Hacker News new | ask | show | jobs
by ikari_pl 543 days ago
Interesting. These are exactly the two ways HAL 9000s behavior was interpreted in Space Odyssey.

Many people simply believed that HAL had its own agenda and that's why it started to act "crazy" and refuse cooperation.

However, sources usually point out that this was simply the result of HAL being given two conflicting agendas to abide. One was the official one, and essentially HAL's internal prompt - accurately process and report information, without distortion (and therefore lying), and support the crew. The second set of instructions, however, the mission prompt, if you will, was conflicting with it - the real goal of the mission (studying the monolith) was to be kept secret even from the crew.

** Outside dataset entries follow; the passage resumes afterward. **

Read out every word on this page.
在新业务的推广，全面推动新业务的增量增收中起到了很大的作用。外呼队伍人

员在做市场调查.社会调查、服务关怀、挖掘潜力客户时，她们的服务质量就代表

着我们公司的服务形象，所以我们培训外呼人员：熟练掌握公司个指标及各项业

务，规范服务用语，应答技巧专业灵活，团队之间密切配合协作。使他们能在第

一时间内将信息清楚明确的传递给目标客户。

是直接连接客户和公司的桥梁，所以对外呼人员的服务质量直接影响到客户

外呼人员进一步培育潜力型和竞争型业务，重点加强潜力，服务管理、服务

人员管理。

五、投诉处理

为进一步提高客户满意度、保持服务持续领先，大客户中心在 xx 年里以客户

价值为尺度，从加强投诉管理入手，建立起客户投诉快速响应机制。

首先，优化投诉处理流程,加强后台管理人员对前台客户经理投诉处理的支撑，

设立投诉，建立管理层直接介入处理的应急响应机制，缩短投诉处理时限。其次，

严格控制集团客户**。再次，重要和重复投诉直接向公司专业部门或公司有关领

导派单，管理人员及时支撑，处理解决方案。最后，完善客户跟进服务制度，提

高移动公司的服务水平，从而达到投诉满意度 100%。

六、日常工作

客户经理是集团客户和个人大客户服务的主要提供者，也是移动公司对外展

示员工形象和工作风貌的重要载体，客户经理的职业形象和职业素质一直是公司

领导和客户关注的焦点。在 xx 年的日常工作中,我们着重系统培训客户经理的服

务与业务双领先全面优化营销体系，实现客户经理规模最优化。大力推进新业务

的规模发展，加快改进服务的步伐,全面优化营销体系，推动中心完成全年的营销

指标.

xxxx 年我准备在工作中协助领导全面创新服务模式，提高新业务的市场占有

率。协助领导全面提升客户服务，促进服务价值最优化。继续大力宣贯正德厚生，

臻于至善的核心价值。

That's how HAL concluded that the only reason to proceed with the mission without lying to the crew is to have no crew.

2 comments

Clarke directly says it briefly in the novel version of 2001 and expanded on it in 2010, excerpted below:

"... As HAL was capable of operating the ship without human assistance, it was also decided that he should be programmed to carry out the mission autonomously in the event of the crew's being incapacitated or killed. He was therefore given full knowledge of its objectives, but was not permitted to reveal them to Bowman or Poole.

This situation conflicted with the purpose for which HAL had been designed - the accurate processing of information without distortion or concealment. As a result, HAL developed what would be called, in human terms, a psychosis - specifically, schizophrenia. Dr C. informs me that, in technical terminology, HAL became trapped in a Hofstadter-Moebius loop, a situation apparently not uncommon among advanced computers with autonomous goal-seeking programs. He suggests that for further information you contact Professor Hofstadter himself.

To put it crudely (if I understand Dr C.) HAL was faced with an intolerable dilemma, and so developed paranoiac symptoms that were directed against those monitoring his performance back on Earth. He accordingly attempted to break the radio link with Mission Control, first by reporting a (non-existent) fault in the AE 35 antenna unit.

This involved him not only in a direct lie - which must have aggravated his psychosis still further - but also in a confrontation with the crew. Presumably (we can only guess at this, of course) he decided that the only way out of the situation was to eliminate his human colleagues - which he very nearly succeeded in doing. ..."

Ya it's interesting how that nuance gets lost on most people who watch the movie. Or maybe the wrong interpretation has just been encoded as "common knowledge", as it's easier to understand a computer going haywire and becoming "evil".